Do not practice so much that you burn out. Don't try to draw 20 pictures a day. Don't create so much you lose the love of creation. This step begins to slide into developing your creative process. If you're tired of drawing, try a different location. Go outside and draw, draw at a coffee shop, draw on the floor, draw on an easel, draw standing up, draw while listening to music, draw while eating, draw while talking. Skip a day. Try everything and see what you like!
You're Not Selling Yet!
The most imporant thing I can impart to you while practicing is to remember that none of this is for sale. That's not even an option. None of this is inventory. Don't put the pressure on yourself to create masterpieces at this stage (or any stage really). You are not selling any of your practice materials. This is all for you and doesn't need to be shared to the world.

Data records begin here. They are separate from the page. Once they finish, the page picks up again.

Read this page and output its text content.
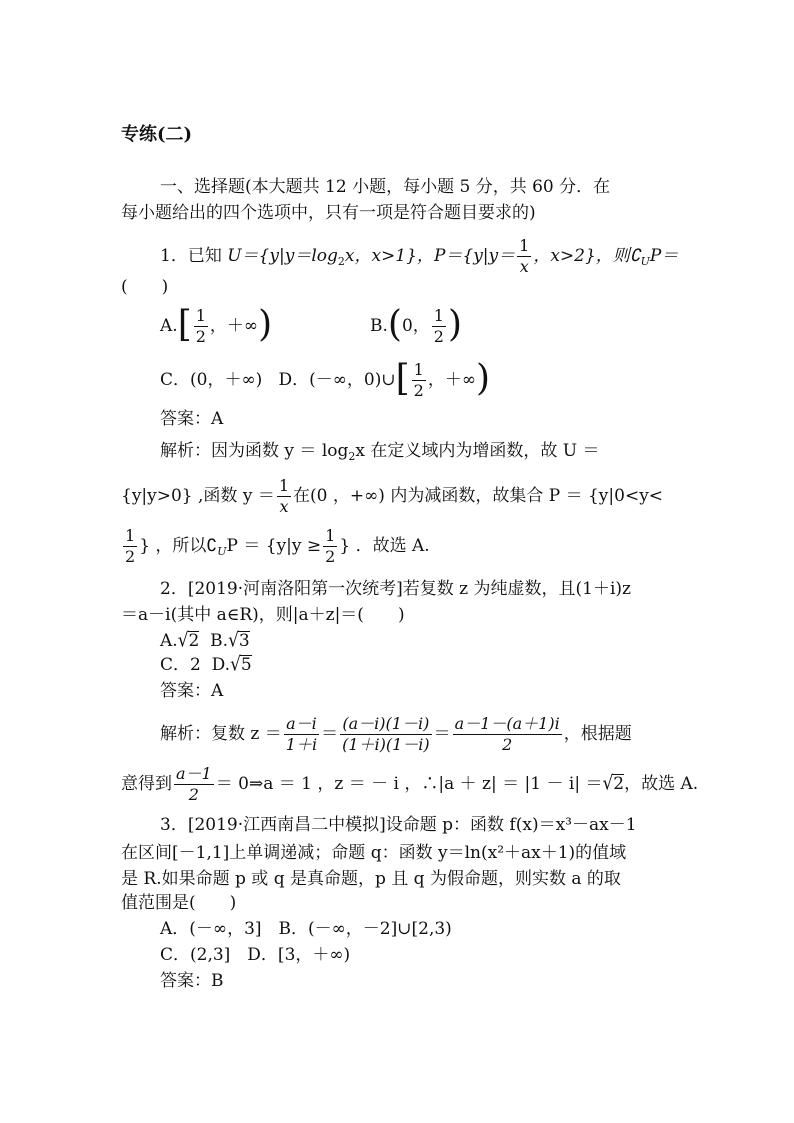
专练(二)
一、选择题(本大题共 12 小题，每小题 5 分，共 60 分．在
每小题给出的四个选项中，只有一项是符合题目要求的)
1．已知 $U=\{y|y=\log_2x$，x>1}，$P=\{y|y= \frac{1}{x}$ ，x>2}，则$∁_UP=$
(　　)
$A.[ \frac{1}{2}$ ，＋∞)	B.(0， $\frac{1}{2}$ )
C．(0，＋∞) D．(－∞，0)∪[ $\frac{1}{2}$ ，＋∞)
答案：A
解析：因为函数 $y = \log_2x$ 在定义域内为增函数，故 U ＝
{y|y>0} ,函数 $y = \frac{1}{x}$ 在(0 ，+∞) 内为减函数，故集合 P ＝ {y|0<y<
$\frac{1}{2}$ } ，所以$∁_UP = \{y|y \ge \frac{1}{2}$ } ．故选 A.
2．[2019·河南洛阳第一次统考]若复数 z 为纯虚数，且(1＋i)z
＝a－i(其中 a∈R)，则|a＋z|＝(　　)
A.√2 B.√3
C．2 D.√5
答案：A
解析：复数 $z = \frac{a-i}{1+i} = \frac{(a-i)(1-i)}{(1+i)(1-i)} = \frac{a-1-(a+1)i}{2}$ ，根据题
意得到 $\frac{a-1}{2}$ ＝ 0⇒a ＝ 1 ，z ＝ － i ，∴|a ＋ z| ＝ |1 － i| ＝√2，故选 A.
3．[2019·江西南昌二中模拟]设命题 p：函数 f(x)＝x³－ax－1
在区间[－1,1]上单调递减；命题 q：函数 y＝ln(x²＋ax＋1)的值域
是 R.如果命题 p 或 q 是真命题，p 且 q 为假命题，则实数 a 的取
值范围是(　　)
A．(－∞，3]　B．(－∞，－2]∪[2,3)
C．(2,3]　D．[3，＋∞)
答案：B
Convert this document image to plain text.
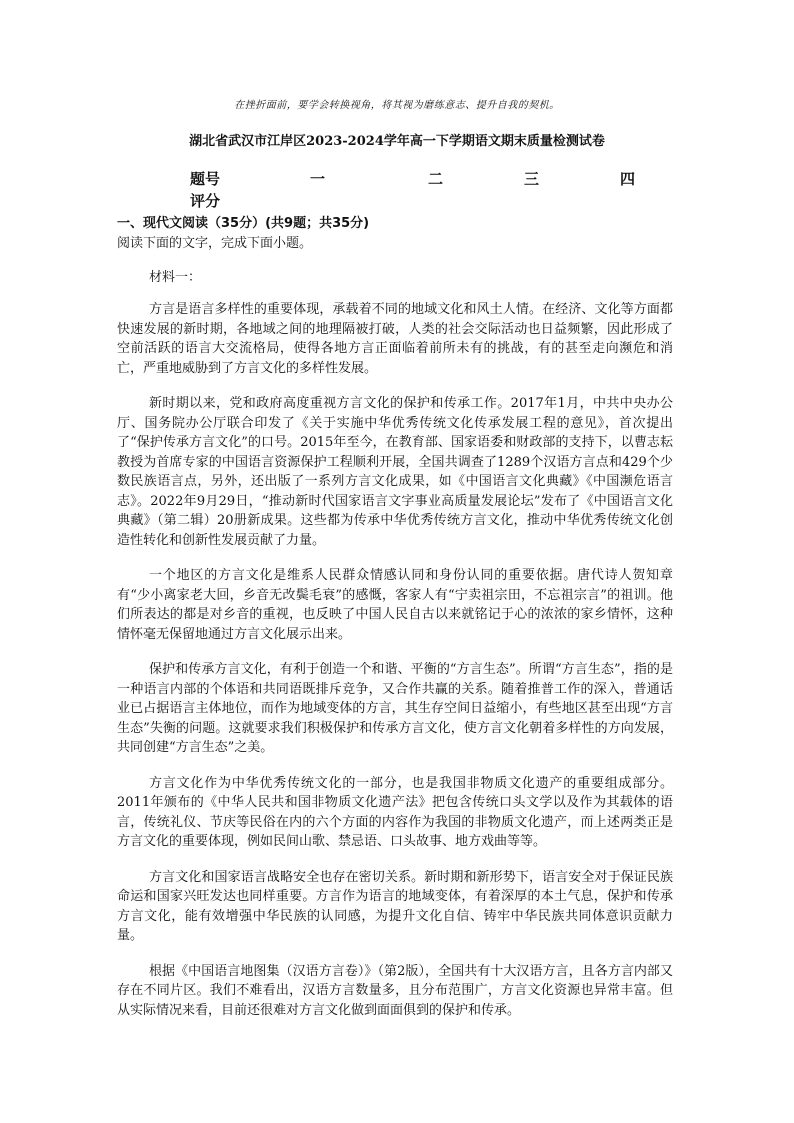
在挫折面前，要学会转换视角，将其视为磨练意志、提升自我的契机。
湖北省武汉市江岸区2023-2024学年高一下学期语文期末质量检测试卷
题号	一	二	三	四
评分
一、现代文阅读（35分）(共9题；共35分)
阅读下面的文字，完成下面小题。
材料一：

方言是语言多样性的重要体现，承载着不同的地域文化和风土人情。在经济、文化等方面都快速发展的新时期，各地域之间的地理隔被打破，人类的社会交际活动也日益频繁，因此形成了空前活跃的语言大交流格局，使得各地方言正面临着前所未有的挑战，有的甚至走向濒危和消亡，严重地威胁到了方言文化的多样性发展。

新时期以来，党和政府高度重视方言文化的保护和传承工作。2017年1月，中共中央办公厅、国务院办公厅联合印发了《关于实施中华优秀传统文化传承发展工程的意见》，首次提出了“保护传承方言文化”的口号。2015年至今，在教育部、国家语委和财政部的支持下，以曹志耘教授为首席专家的中国语言资源保护工程顺利开展，全国共调查了1289个汉语方言点和429个少数民族语言点，另外，还出版了一系列方言文化成果，如《中国语言文化典藏》《中国濒危语言志》。2022年9月29日，“推动新时代国家语言文字事业高质量发展论坛”发布了《中国语言文化典藏》（第二辑）20册新成果。这些都为传承中华优秀传统方言文化，推动中华优秀传统文化创造性转化和创新性发展贡献了力量。

一个地区的方言文化是维系人民群众情感认同和身份认同的重要依据。唐代诗人贺知章有“少小离家老大回，乡音无改鬓毛衰”的感慨，客家人有“宁卖祖宗田，不忘祖宗言”的祖训。他们所表达的都是对乡音的重视，也反映了中国人民自古以来就铭记于心的浓浓的家乡情怀，这种情怀毫无保留地通过方言文化展示出来。

保护和传承方言文化，有利于创造一个和谐、平衡的“方言生态”。所谓“方言生态”，指的是一种语言内部的个体语和共同语既排斥竞争，又合作共赢的关系。随着推普工作的深入，普通话业已占据语言主体地位，而作为地域变体的方言，其生存空间日益缩小，有些地区甚至出现“方言生态”失衡的问题。这就要求我们积极保护和传承方言文化，使方言文化朝着多样性的方向发展，共同创建“方言生态”之美。

方言文化作为中华优秀传统文化的一部分，也是我国非物质文化遗产的重要组成部分。2011年颁布的《中华人民共和国非物质文化遗产法》把包含传统口头文学以及作为其载体的语言，传统礼仪、节庆等民俗在内的六个方面的内容作为我国的非物质文化遗产，而上述两类正是方言文化的重要体现，例如民间山歌、禁忌语、口头故事、地方戏曲等等。

方言文化和国家语言战略安全也存在密切关系。新时期和新形势下，语言安全对于保证民族命运和国家兴旺发达也同样重要。方言作为语言的地域变体，有着深厚的本土气息，保护和传承方言文化，能有效增强中华民族的认同感，为提升文化自信、铸牢中华民族共同体意识贡献力量。

根据《中国语言地图集（汉语方言卷）》（第2版），全国共有十大汉语方言，且各方言内部又存在不同片区。我们不难看出，汉语方言数量多，且分布范围广，方言文化资源也异常丰富。但从实际情况来看，目前还很难对方言文化做到面面俱到的保护和传承。
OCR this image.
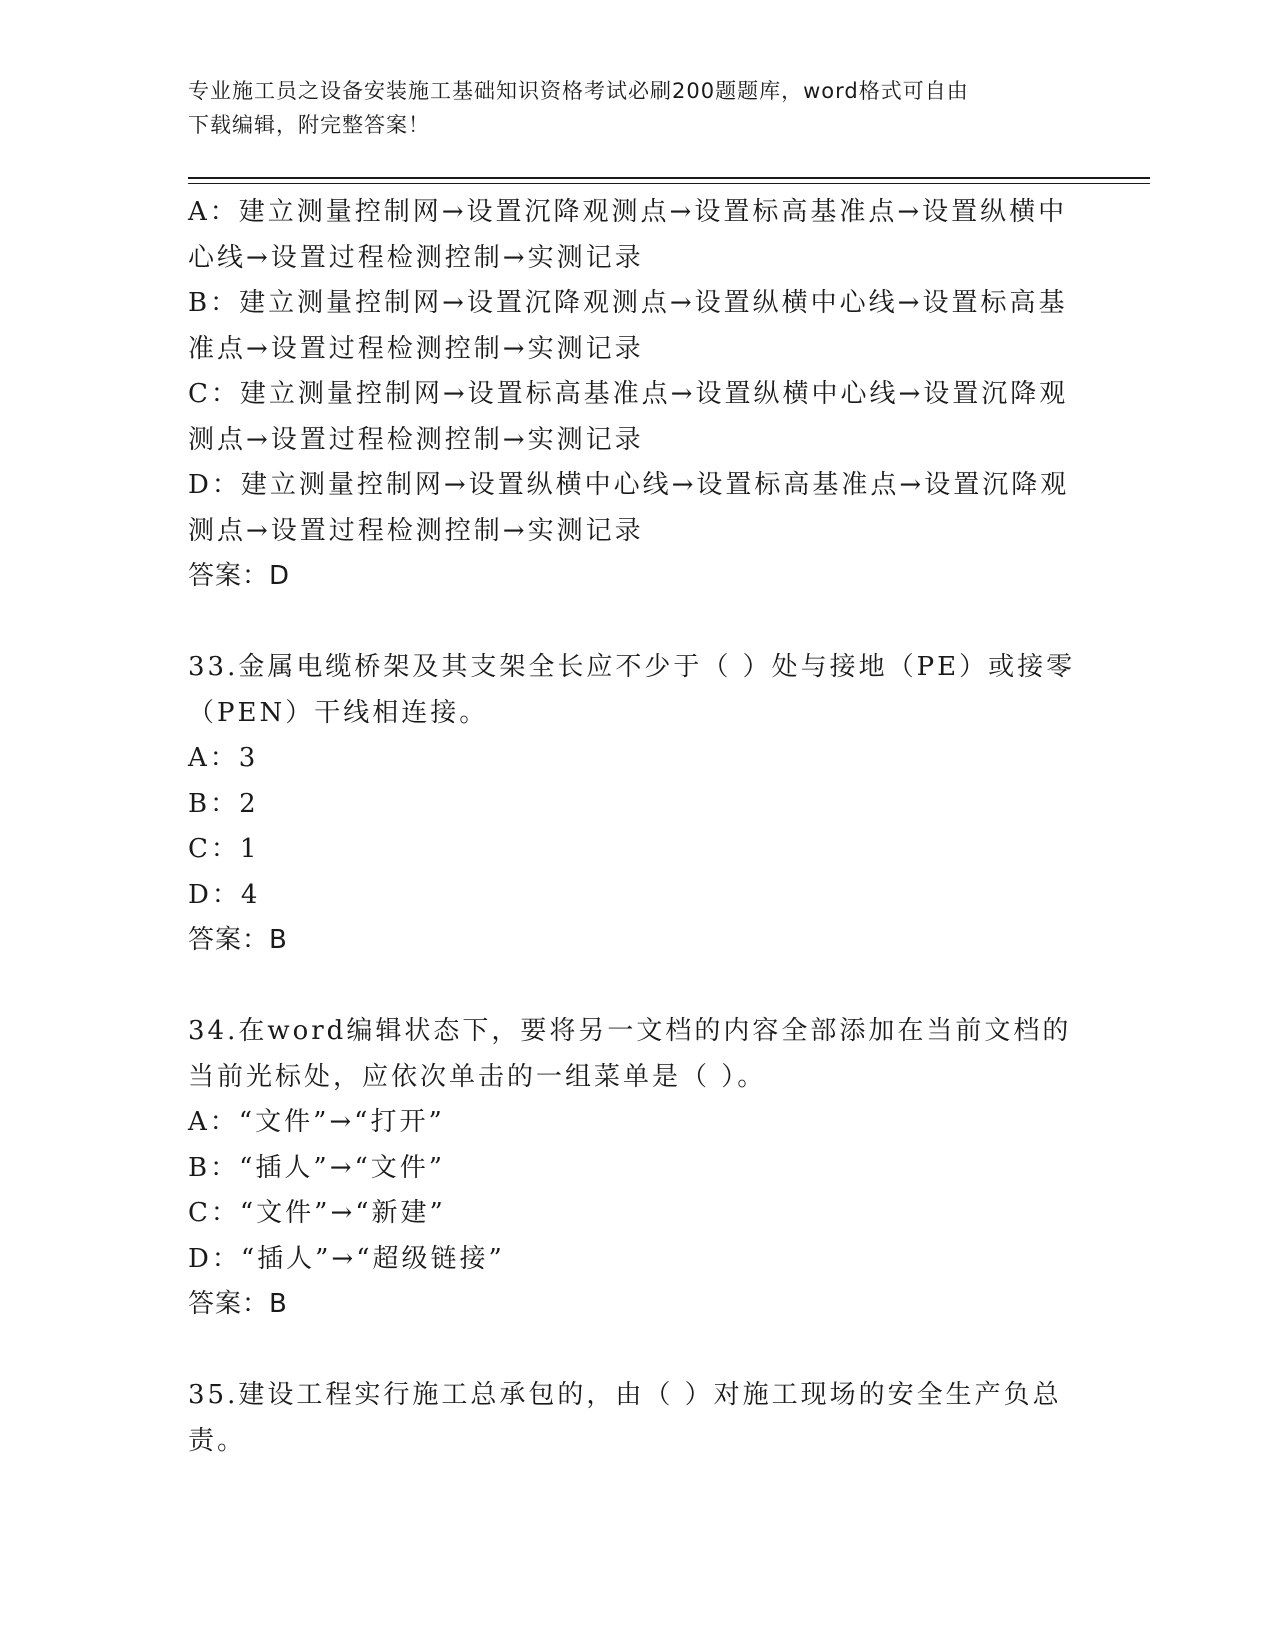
专业施工员之设备安装施工基础知识资格考试必刷200题题库，word格式可自由
下载编辑，附完整答案！
A：建立测量控制网→设置沉降观测点→设置标高基准点→设置纵横中
心线→设置过程检测控制→实测记录
B：建立测量控制网→设置沉降观测点→设置纵横中心线→设置标高基
准点→设置过程检测控制→实测记录
C：建立测量控制网→设置标高基准点→设置纵横中心线→设置沉降观
测点→设置过程检测控制→实测记录
D：建立测量控制网→设置纵横中心线→设置标高基准点→设置沉降观
测点→设置过程检测控制→实测记录
答案：D
33.金属电缆桥架及其支架全长应不少于（ ）处与接地（PE）或接零
（PEN）干线相连接。
A：3
B：2
C：1
D：4
答案：B
34.在word编辑状态下，要将另一文档的内容全部添加在当前文档的
当前光标处，应依次单击的一组菜单是（ ）。
A：“文件”→“打开”
B：“插人”→“文件”
C：“文件”→“新建”
D：“插人”→“超级链接”
答案：B
35.建设工程实行施工总承包的，由（ ）对施工现场的安全生产负总
责。
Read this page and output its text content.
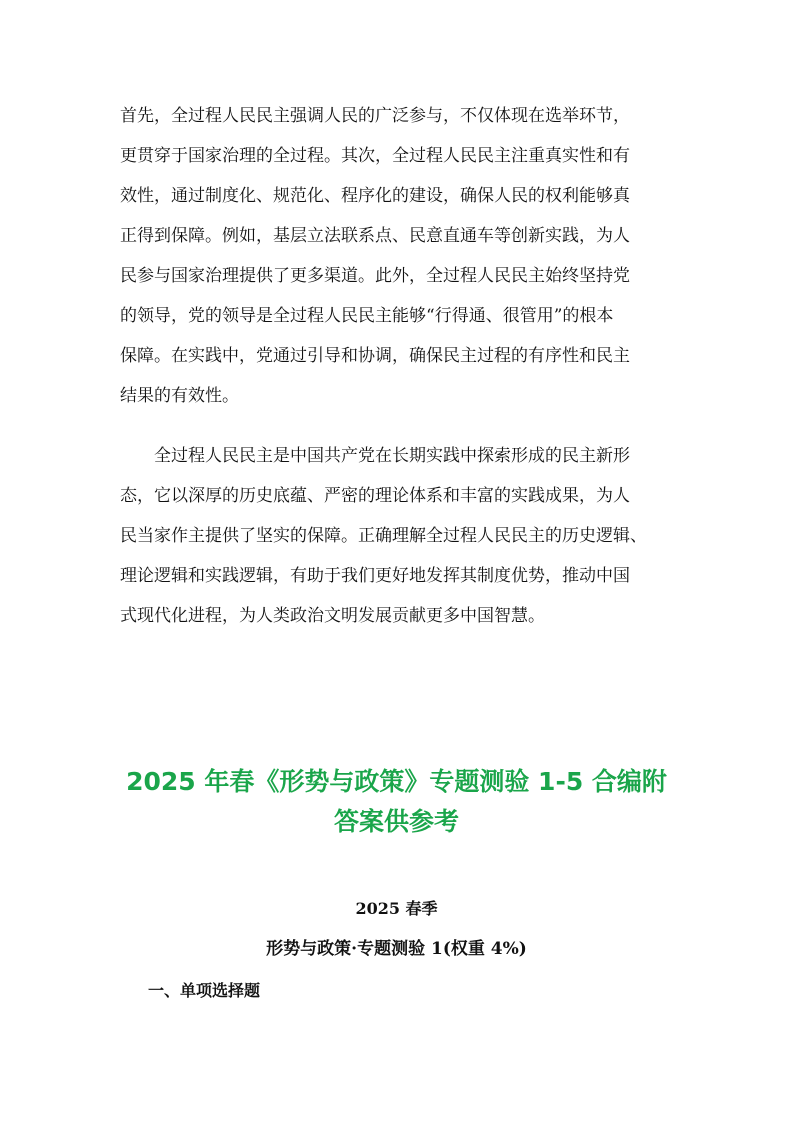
首先，全过程人民民主强调人民的广泛参与，不仅体现在选举环节，
更贯穿于国家治理的全过程。其次，全过程人民民主注重真实性和有
效性，通过制度化、规范化、程序化的建设，确保人民的权利能够真
正得到保障。例如，基层立法联系点、民意直通车等创新实践，为人
民参与国家治理提供了更多渠道。此外，全过程人民民主始终坚持党
的领导，党的领导是全过程人民民主能够“行得通、很管用”的根本
保障。在实践中，党通过引导和协调，确保民主过程的有序性和民主
结果的有效性。
　　全过程人民民主是中国共产党在长期实践中探索形成的民主新形
态，它以深厚的历史底蕴、严密的理论体系和丰富的实践成果，为人
民当家作主提供了坚实的保障。正确理解全过程人民民主的历史逻辑、
理论逻辑和实践逻辑，有助于我们更好地发挥其制度优势，推动中国
式现代化进程，为人类政治文明发展贡献更多中国智慧。
2025 年春《形势与政策》专题测验 1-5 合编附
答案供参考
2025 春季
形势与政策·专题测验 1(权重 4%)
一、单项选择题
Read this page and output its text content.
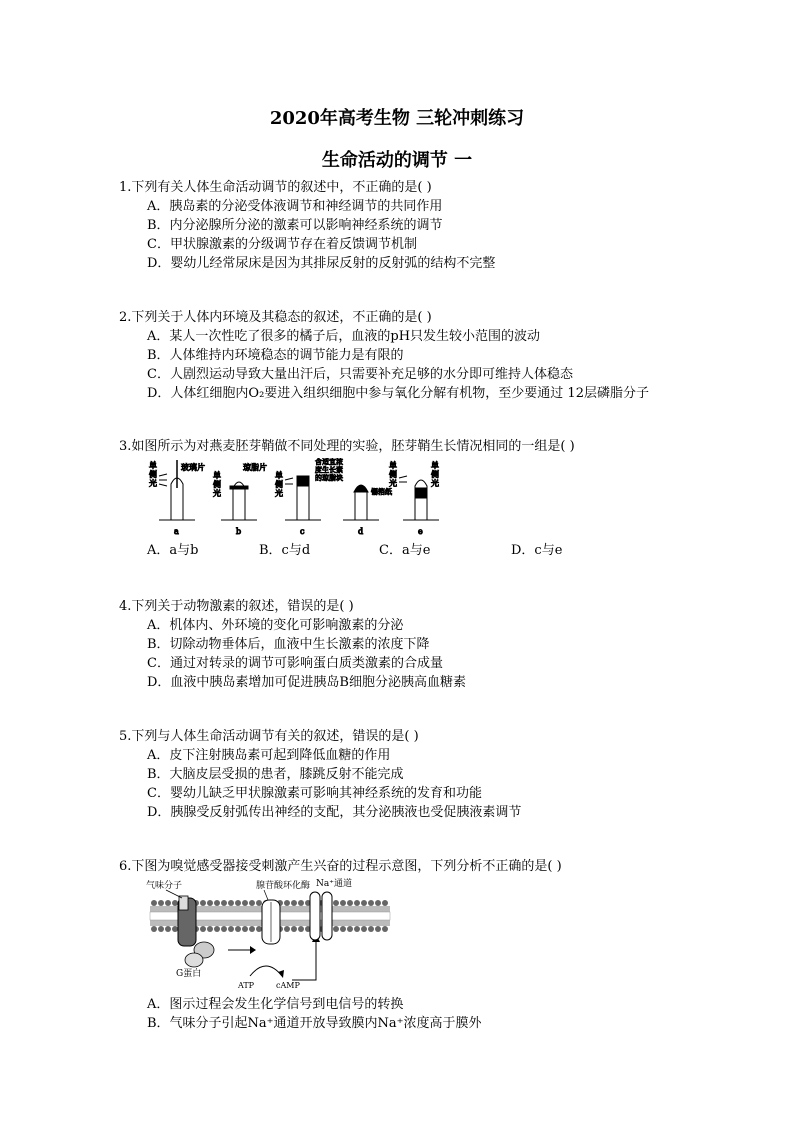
2020年高考生物 三轮冲刺练习
生命活动的调节 一
1.下列有关人体生命活动调节的叙述中，不正确的是( )
A．胰岛素的分泌受体液调节和神经调节的共同作用
B．内分泌腺所分泌的激素可以影响神经系统的调节
C．甲状腺激素的分级调节存在着反馈调节机制
D．婴幼儿经常尿床是因为其排尿反射的反射弧的结构不完整
2.下列关于人体内环境及其稳态的叙述，不正确的是( )
A．某人一次性吃了很多的橘子后，血液的pH只发生较小范围的波动
B．人体维持内环境稳态的调节能力是有限的
C．人剧烈运动导致大量出汗后，只需要补充足够的水分即可维持人体稳态
D．人体红细胞内O₂要进入组织细胞中参与氧化分解有机物，至少要通过 12层磷脂分子
3.如图所示为对燕麦胚芽鞘做不同处理的实验，胚芽鞘生长情况相同的一组是( )
单
侧
光
玻璃片
a
单
侧
光
琼脂片
b
单
侧
光
含适宜浓
度生长素
的琼脂块
c
锡箔纸
d
单
侧
光
单
侧
光
e
A．a与b	B．c与d	C．a与e	D．c与e
4.下列关于动物激素的叙述，错误的是( )
A．机体内、外环境的变化可影响激素的分泌
B．切除动物垂体后，血液中生长激素的浓度下降
C．通过对转录的调节可影响蛋白质类激素的合成量
D．血液中胰岛素增加可促进胰岛B细胞分泌胰高血糖素
5.下列与人体生命活动调节有关的叙述，错误的是( )
A．皮下注射胰岛素可起到降低血糖的作用
B．大脑皮层受损的患者，膝跳反射不能完成
C．婴幼儿缺乏甲状腺激素可影响其神经系统的发育和功能
D．胰腺受反射弧传出神经的支配，其分泌胰液也受促胰液素调节
6.下图为嗅觉感受器接受刺激产生兴奋的过程示意图，下列分析不正确的是( )
气味分子
G蛋白
腺苷酸环化酶
ATP	cAMP
Na⁺通道
A．图示过程会发生化学信号到电信号的转换
B．气味分子引起Na⁺通道开放导致膜内Na⁺浓度高于膜外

Consider all of your practice art like sports practice. Your art practice is not any different than LeBron James shooting free throws, Serena Williams practicing her serve, or Tom Brady throwing down the field. You're at practice. The cameras are not on you. No one is going to see these. They are only for you. We don't see the missed baskets and serves, nor do we see the times Tom Brady trips in practice. Don't assume the world will see your work and judge you.
Note for the practicing artist: I know that many non-artists ask to see your sketchbook. I know this is a question we all dread getting from our family, our friends, and strangers. We don't want them to be dissapointed or, worse, to tell us we maybe shouldn't devote our lives to art because we aren't good enough.
You are allowed to tell a person no if they ask to see your sketchbook. It's the same as a diary. It is your private space.
If you feel uncomfortable telling them no, take pictures of your favorite sketches on your phone and say "Oh, let me show you my portfolio, these are just messy doodles."
You don't owe anyone anything. You don't need to prove yourself. Just keep practicing.
Keep building that house. The time to decorate it will come faster than you think.